Minas Gerais sanciona lei que prioriza atendimento feminino a mulheres vítimas de violência

Nova lei estadual garante que servidoras façam o atendimento prioritário a vítimas de violência e estabelece relatório socioeconômico anual em Minas Gerais

Sirley de Araújo
A imagem mostra a fachada de uma delegacia Civíl.
Foto: Divulgação - Ricardo Barbosa / Arquivo ALMG

O Governo de Minas Gerais sancionou uma nova legislação que altera significativamente o acolhimento de mulheres em situação de vulnerabilidade. A partir de agora, os serviços de atendimento à mulher vítima de violência devem compor suas equipes prioritariamente com servidoras. A determinação consta na Lei 25.816, publicada no Diário Oficial do último sábado (18/04).

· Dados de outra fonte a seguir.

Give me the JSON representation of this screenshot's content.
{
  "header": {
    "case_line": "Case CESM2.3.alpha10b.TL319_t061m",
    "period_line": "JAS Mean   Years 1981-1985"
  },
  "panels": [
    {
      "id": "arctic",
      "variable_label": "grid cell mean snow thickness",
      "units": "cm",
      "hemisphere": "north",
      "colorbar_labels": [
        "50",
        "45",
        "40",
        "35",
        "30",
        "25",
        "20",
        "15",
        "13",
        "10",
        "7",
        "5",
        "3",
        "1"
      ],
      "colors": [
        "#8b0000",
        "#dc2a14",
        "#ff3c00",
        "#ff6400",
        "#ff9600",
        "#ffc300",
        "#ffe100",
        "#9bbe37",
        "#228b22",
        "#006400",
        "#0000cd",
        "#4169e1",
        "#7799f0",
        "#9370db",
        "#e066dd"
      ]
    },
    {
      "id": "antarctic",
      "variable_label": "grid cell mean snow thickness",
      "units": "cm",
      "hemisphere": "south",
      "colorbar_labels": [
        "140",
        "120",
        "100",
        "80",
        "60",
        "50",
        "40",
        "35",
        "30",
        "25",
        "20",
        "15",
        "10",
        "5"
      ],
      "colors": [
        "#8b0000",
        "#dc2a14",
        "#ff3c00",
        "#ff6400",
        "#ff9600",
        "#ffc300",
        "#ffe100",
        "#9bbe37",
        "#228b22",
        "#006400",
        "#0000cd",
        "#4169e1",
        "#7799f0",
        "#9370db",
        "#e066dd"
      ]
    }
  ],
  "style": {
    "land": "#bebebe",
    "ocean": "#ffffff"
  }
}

Esta iniciativa é fundamental para garantir um ambiente mais acolhedor e seguro. Isso porque, muitas vezes, a presença de uma profissional feminina facilita o relato da vítima e reduz o trauma do atendimento inicial. Nesse contexto, a norma é fruto do Projeto de Lei (PL) 3.761/25, de autoria da deputada Maria Clara Marra (PSDB). Dessa forma, a Assembleia Legislativa de Minas Gerais (ALMG) aprovou o texto em março deste ano.

Na prática, o Poder Executivo deverá observar a priorização de mulheres da área de segurança pública para estas funções. Isso vale tanto para a lotação inicial quanto para processos de remoção. Unidades fundamentais, como as Delegacias Especializadas de Atendimento à Mulher (Deams) e as Patrulhas de Prevenção à Violência Doméstica (PPVDs), devem aplicar a regra.

Relatório Anual Socioeconômico da Mulher

Além da mudança no atendimento direto, o governo oficializou outra importante legislação.. A Lei 25.815 cria o Relatório Anual Socioeconômico da Mulher de Minas Gerais. Esta proposta, de autoria da deputada Lud Falcão (Republicanos), amplia o escopo de um banco de dados já existente desde 2020.

O novo relatório apresentará um panorama detalhado sobre a realidade feminina no estado. As informações incluem indicadores de emprego, renda, saúde, mortalidade e acesso a políticas públicas. Um diferencial relevante é a inclusão de dados sobre violência patrimonial, institucional e política. Adicionalmente, o documento trará o percentual de cidadãs por cor e raça, permitindo políticas públicas mais assertivas.

Conforme o texto sancionado, o governo estadual publicará o relatório anualmente.O documento deve expor, inclusive, os dados orçamentários destinados a projetos específicos para mulheres no exercício anterior. Com isso, a transparência pública aumenta e permite que a sociedade acompanhe de perto os investimentos realizados na área.